Die Zeiten sind nicht wie bei Simon Petrus. Aber dass wir wanken, durcheinandergebracht werden, so dass unser Glaube zu verschwinden droht, dies verbindet uns wiederum mit ihm. Wir könnten mit an dem Abendmahlstisch sitzen. Jünger und Jüngerinnen Jesu, felsenfest von unserer Dazugehörigkeit und Stärke überzeugt und dann wieder der Versuchung ausgesetzt. Da sagt einer: Ich habe für dich gebeten, dass dein Glaube, dein Vertrauen auf Gott, nicht aufhöre, auch wenn noch so viel dagegen spräche. Ein Mensch kann zu dir sagen: Gib auf, du liegst am Boden, du bist am Ende. Jesus sagt: Ich aber habe für dich gebeten, dass dein Glaube nicht erlischt. Ich bin vor Gott für dich eingetreten, dass du deinen Mut nicht verlierst. Dass du dich aufrichten und in hoffnungsvoller Erwartung weitergehen kannst, weil ich mit Gott an dich glaube. Welch eine Gewissheit der Beziehung zwischen Gott und Mensch und welch einen Trost atmet die Jahreslosung! Welch eine ermutigende Perspektive für unsere christliche Kirche, die als “familia Dei” weiß, wo sie steht und wem sie sich verdankt!

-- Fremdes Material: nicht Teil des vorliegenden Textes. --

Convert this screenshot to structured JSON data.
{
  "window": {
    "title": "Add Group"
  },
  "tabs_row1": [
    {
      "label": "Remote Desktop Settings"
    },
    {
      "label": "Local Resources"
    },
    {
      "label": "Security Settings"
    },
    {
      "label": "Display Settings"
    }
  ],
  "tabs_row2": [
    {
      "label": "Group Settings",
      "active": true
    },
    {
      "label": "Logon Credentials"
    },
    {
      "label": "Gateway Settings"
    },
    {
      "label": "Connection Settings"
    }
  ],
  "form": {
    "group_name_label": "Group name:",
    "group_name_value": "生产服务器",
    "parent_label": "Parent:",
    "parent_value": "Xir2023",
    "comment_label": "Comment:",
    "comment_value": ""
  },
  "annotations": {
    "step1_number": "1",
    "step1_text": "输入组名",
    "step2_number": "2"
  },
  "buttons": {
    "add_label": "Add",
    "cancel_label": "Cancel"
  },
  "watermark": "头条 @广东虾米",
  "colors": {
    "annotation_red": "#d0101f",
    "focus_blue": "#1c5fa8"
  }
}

Jesu Worte galten damals Simon Petrus, und sie gelten heute für uns. Dass wir uns doch auf den Wegen durch das Neue Jahr an Jesu FÜR DICH immer wieder erinnern lassen und daraus Vertrauen, Mut und Hoffnung schöpfen. Ich höre in der Jahreslosung noch eine Einladung: Einer hat für dich gebeten, dass dein Glaube nicht aufhöre; so lege auch du mit deinem Gebet den gleichen Wunsch für einen Menschen, der es schwer hat, in Gottes Hand. Wie viele Menschen warten darauf, an jedem Tag des Neuen Jahres 2005.